# Just bombed an interview at a freaking panera bread



## Imbored21 (Jun 18, 2012)

I was so happy when I got the call for the interview. I was excited and confident. I was sure I was going to kill this interview. This morning I was nervous, but still thought I'd ace it and get the job. So I went to the interview confidently told them I had an interview. Then I sat down with the manager and she asked me questions. At this point my fakeness was all used up. I started to slur my words, speak really quietly, and mumble a lot. She kept asking me to repeat myself.Funny because the first thing I said was that I'm great with people. 

God I didn't even know it was possible to fail an interview at freaking panera bread. I feel defeated. I am a failure.

Even worse is after she was explaining the job description,I realized I wouldn't be able to do any of it. She said this Panera is very busy and they need people who can deal with lots of stress. The shifts are also 8 hours. I am not even close to being able to do that. I'm soo sad. Even if for some reason they do hire me, I know I will fail at the job and end up quitting or getting fired in days. Another reason this job would bring me so much anxiety is because Id be working with people my age.

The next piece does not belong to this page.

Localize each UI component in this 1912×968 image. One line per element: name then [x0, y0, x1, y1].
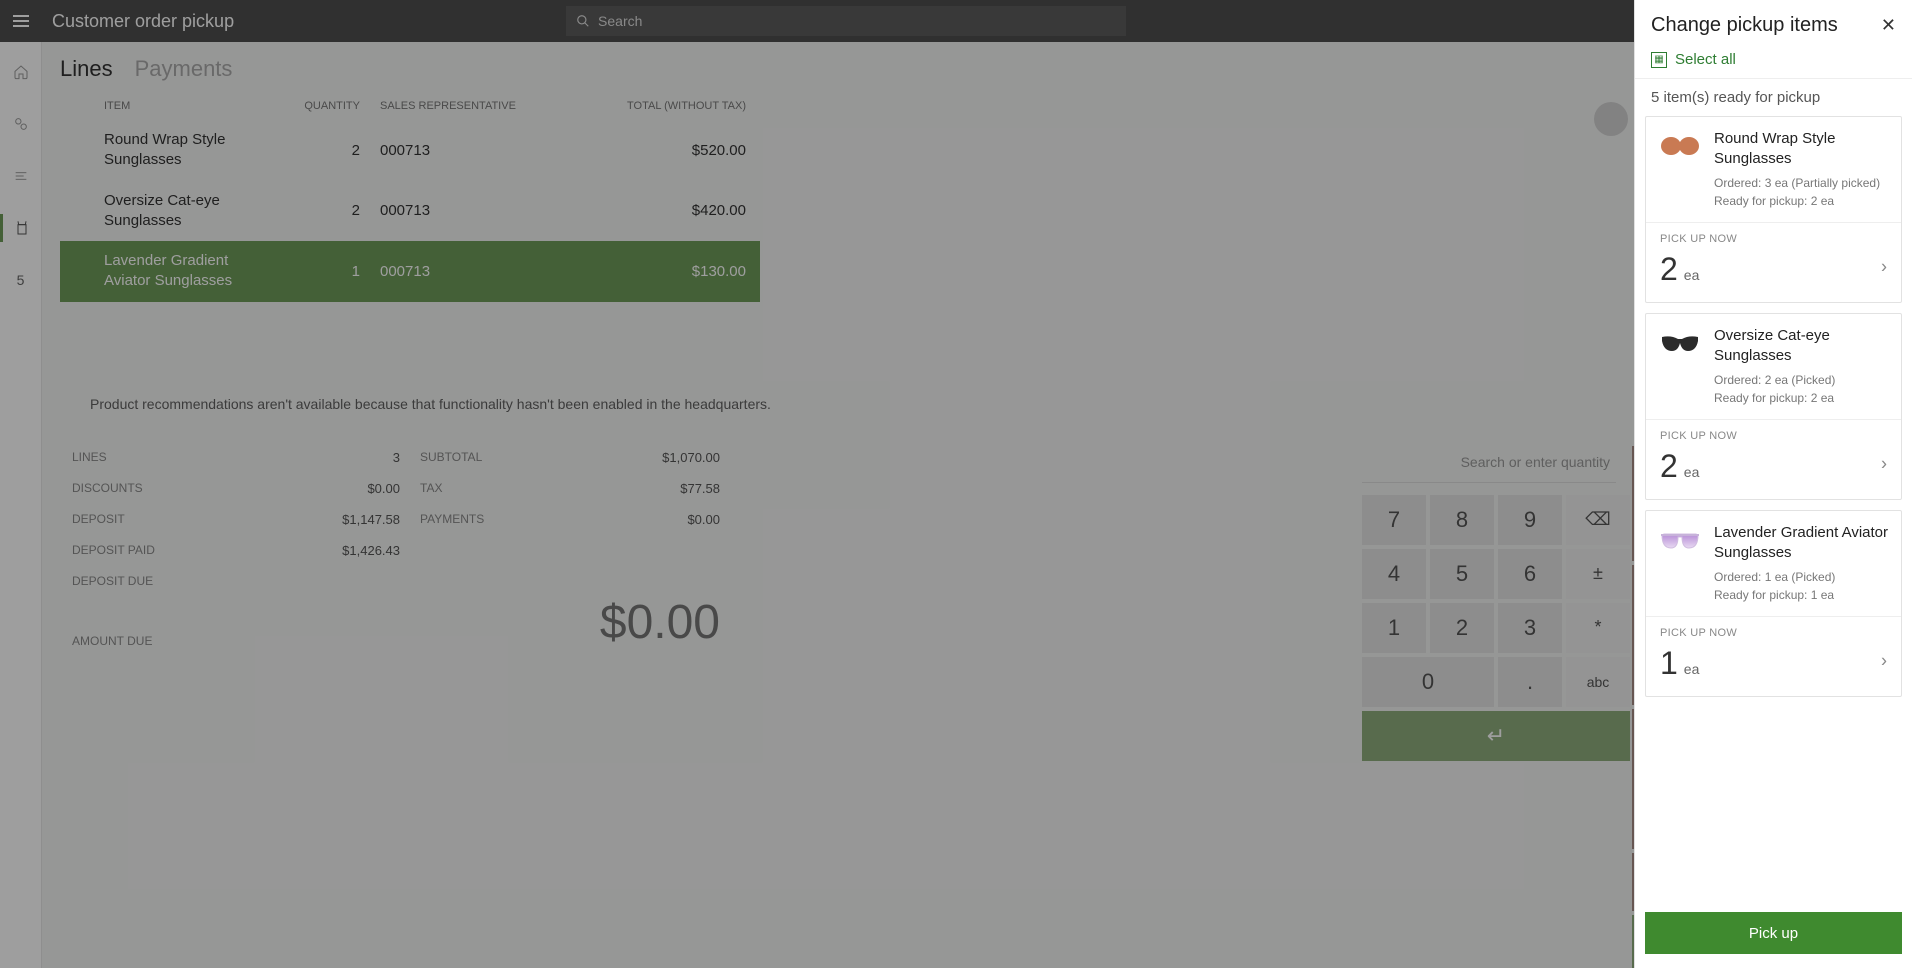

This makes me want to apply for disability. I doubt I will get it though. They'll see that I'm in school and be like this guy is high functioning. He can work. HAHA my life is over.

tl;dr: If I can't even get through an interview at panera bread without crying internally, how am I ever going to get/function in a real ****ing job?? Is there a single job where I don't have to interact with ****ing people??


----------



## Captain Casual (Jun 28, 2013)

I know how you feel, I've had so many interviews like that.

I got my current job through an agency so I didn't have to interview. Maybe you could try that?


----------



## veron (Apr 29, 2009)

From my experience, the more entry-level a job is, the more stressful and exhausting it is. In other words, "real" jobs (your quote, lol) are so much easier to do.

You did fine. Everyone can get nervous at interviews, so this is really no big deal. Just think of it as a learning experience. People typically need to go on a lotttttt of interviews before landing a job.


----------



## meandernorth (Nov 12, 2014)

Interviews can be stressful regardless of the company. There were no doubt some positive impressions that you made but perhaps aren't processing. If you're hired, give it a try. Don't anticipate failure because you might doom yourself. 

As for jobs without customer interaction, a Temp Agency might have warehouse, data entry, and other positions. 

Also, the point about having to interview repeatedly is important. Lots and lots of people are looking for work.

Give Panera Bread a little time. There might be multiple applicants.


----------



## Farideh (Nov 13, 2011)

Are you worried that people your age or around your age are going to bully you? I used to get bulled by a woman who was 14 years older than me so sometimes it's not about the age and working 8 hours is full time. Guess they don't hire anyone for part time. Did you ask how many days per week you'd be working?


----------



## dgodfrey (Oct 11, 2013)

Don't feel bad about yourself by failing at Panera Bread. This has nothing to do with the establishment for which you are applying. It has to do with the psychological torment that your are experiencing. You have to fix that. Go to your doctor and have him/her help you with this problem.


----------



## inerameia (Jan 26, 2012)

That's why I'm afraid to apply anywhere.


----------



## EmotionlessThug (Oct 4, 2011)

What about overnight stocking at Wal-Mart or Target?


----------



## lonerchick (Feb 7, 2015)

I've never done food service, it's too fast paced. Banking is a good job. There is a lot of interaction with people but you get to know them and it becomes easy. Do your time as a teller and you can get promoted to a back office position.


----------